Runaway aristocrat Constance Marten has told jurors that she and her partner planned to pay someone to smuggle their baby daughter abroad.

The aristocrat, 36, and her partner Mark Gordon, 49, are on trial after baby Victoria died while they were camping on the South Downs in wintry conditions last year.

Giving evidence on Monday, she insisted that there were “plenty of people” she could have found who would have been willing to help get her daughter abroad, naming advertising and community website Gumtree as one of the places to look.

Jurors have heard how the couple went on the run from authorities in a bid to keep their baby after their four other children were taken into care, who Marten claimed on Monday were “stolen from me by the state”.

Talking about baby Victoria, Marten said: “She deserves to be with me. I’m a good mother, I’m an excellent mother actually.”

She told the jury, that after finding out she was pregnant with her fifth child, the plan was to go abroad.

“Get away from this country and the services and my family but unfortunately there were preventatives from going abroad,” she said.

She believed there was a travel ban in place against her after a “private” High Court case in 2019, the court heard.

Asked how they were going to get abroad, Marten said: “We were going to find some people to smuggle us abroad illegally.”

Asked where she was going to go, she initially told the court she “would rather keep that private” but then said “anywhere in Europe away from here”.

Marten said that her and Gordon had planned to flee the country "for months".

She said this afternoon: "That was our plan for months. We wanted to go to Harwich because it goes to Denmark. We wanted to get to Europe."

Marten told jurors that “plan B” was to stay in the UK and “lay low”.

Asked to elaborate on the plan to remain in the UK, Marten said: “I probably would not have stayed over here.

“I wanted to keep her at least until she was three months old and then give her to a carer who could then try and get her abroad.”

She told the court she would have paid the person to get Victoria out of the UK.

“It would have been a carer, a nanny or something,” she added.

“If there is a will there is a way, you can always find someone to help.”

She insisted she would have “spent time with them” before entrusting them with her child.

Last week, Marten described how Victoria was born at a rental cottage on Christmas Eve 2022 and died last January 9.

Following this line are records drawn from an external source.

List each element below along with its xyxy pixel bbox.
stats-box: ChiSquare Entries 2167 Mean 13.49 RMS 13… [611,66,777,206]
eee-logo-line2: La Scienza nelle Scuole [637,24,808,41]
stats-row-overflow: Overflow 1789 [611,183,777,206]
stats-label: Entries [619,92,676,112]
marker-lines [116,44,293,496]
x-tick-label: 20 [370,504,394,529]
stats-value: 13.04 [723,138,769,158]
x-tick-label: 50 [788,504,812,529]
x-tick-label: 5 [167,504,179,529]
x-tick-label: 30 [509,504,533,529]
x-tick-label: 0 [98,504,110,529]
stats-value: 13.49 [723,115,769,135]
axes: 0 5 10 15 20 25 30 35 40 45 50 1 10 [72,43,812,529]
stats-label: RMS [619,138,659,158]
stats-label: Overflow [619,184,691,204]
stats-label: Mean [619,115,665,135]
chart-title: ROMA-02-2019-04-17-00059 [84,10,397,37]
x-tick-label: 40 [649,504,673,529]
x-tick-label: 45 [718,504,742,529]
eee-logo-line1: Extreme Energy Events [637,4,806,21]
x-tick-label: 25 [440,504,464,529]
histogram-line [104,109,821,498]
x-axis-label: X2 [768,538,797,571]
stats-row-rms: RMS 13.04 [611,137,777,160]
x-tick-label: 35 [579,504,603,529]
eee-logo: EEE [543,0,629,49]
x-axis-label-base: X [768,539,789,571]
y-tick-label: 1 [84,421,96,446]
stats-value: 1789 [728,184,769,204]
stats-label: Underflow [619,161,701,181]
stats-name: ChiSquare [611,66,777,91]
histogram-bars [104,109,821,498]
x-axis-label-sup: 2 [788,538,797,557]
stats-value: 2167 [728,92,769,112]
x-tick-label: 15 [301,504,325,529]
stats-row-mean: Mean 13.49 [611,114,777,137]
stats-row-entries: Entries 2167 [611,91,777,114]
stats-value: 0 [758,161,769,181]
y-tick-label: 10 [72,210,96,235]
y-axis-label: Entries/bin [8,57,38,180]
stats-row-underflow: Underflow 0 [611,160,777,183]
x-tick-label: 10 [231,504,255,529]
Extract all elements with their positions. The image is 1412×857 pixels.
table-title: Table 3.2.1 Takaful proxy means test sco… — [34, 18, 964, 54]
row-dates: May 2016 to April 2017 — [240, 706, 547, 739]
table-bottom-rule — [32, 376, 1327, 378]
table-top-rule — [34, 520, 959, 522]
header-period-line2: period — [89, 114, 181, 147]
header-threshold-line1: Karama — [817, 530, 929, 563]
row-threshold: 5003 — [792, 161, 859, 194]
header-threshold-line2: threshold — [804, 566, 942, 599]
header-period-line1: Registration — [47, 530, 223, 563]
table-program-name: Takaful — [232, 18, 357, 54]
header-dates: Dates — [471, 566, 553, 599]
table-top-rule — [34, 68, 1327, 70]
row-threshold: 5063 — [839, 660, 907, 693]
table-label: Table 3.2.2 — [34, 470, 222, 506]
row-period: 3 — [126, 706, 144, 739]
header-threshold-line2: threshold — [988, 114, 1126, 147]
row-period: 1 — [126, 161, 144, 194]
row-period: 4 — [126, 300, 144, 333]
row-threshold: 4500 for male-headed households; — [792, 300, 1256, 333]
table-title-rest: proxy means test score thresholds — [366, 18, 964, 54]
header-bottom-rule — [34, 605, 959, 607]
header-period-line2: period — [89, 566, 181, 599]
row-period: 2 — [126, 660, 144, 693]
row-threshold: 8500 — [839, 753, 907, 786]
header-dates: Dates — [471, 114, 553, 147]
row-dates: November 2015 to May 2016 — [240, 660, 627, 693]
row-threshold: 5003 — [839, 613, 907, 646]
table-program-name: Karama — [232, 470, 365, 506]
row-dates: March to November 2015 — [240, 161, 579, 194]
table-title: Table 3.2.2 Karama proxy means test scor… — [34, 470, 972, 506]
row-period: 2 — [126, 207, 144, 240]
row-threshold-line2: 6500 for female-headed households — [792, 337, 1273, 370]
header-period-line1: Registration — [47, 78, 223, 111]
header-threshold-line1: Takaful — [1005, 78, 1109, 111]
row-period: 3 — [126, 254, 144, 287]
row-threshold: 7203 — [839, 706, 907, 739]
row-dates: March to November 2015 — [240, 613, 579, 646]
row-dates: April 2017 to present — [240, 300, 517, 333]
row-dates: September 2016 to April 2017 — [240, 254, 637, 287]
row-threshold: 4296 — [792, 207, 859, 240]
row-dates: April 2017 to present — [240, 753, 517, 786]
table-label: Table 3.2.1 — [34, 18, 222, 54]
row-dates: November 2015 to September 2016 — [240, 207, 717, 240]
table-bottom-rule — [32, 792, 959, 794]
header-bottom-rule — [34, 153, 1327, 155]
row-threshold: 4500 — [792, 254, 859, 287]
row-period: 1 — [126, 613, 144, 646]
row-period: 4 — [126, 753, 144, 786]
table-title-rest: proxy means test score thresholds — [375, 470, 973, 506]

On how Victoria died, she said: “I had her in my jacket and when I woke up my head was on the floor. And when I was sitting up and when I woke up she was not alive.”

She told jurors her children meant the world to her and she had done nothing to Victoria “but show her love”.

The defendants, of no fixed address, deny manslaughter by gross negligence, perverting the course of justice, concealing the birth of a child, child cruelty and causing or allowing the death of a child.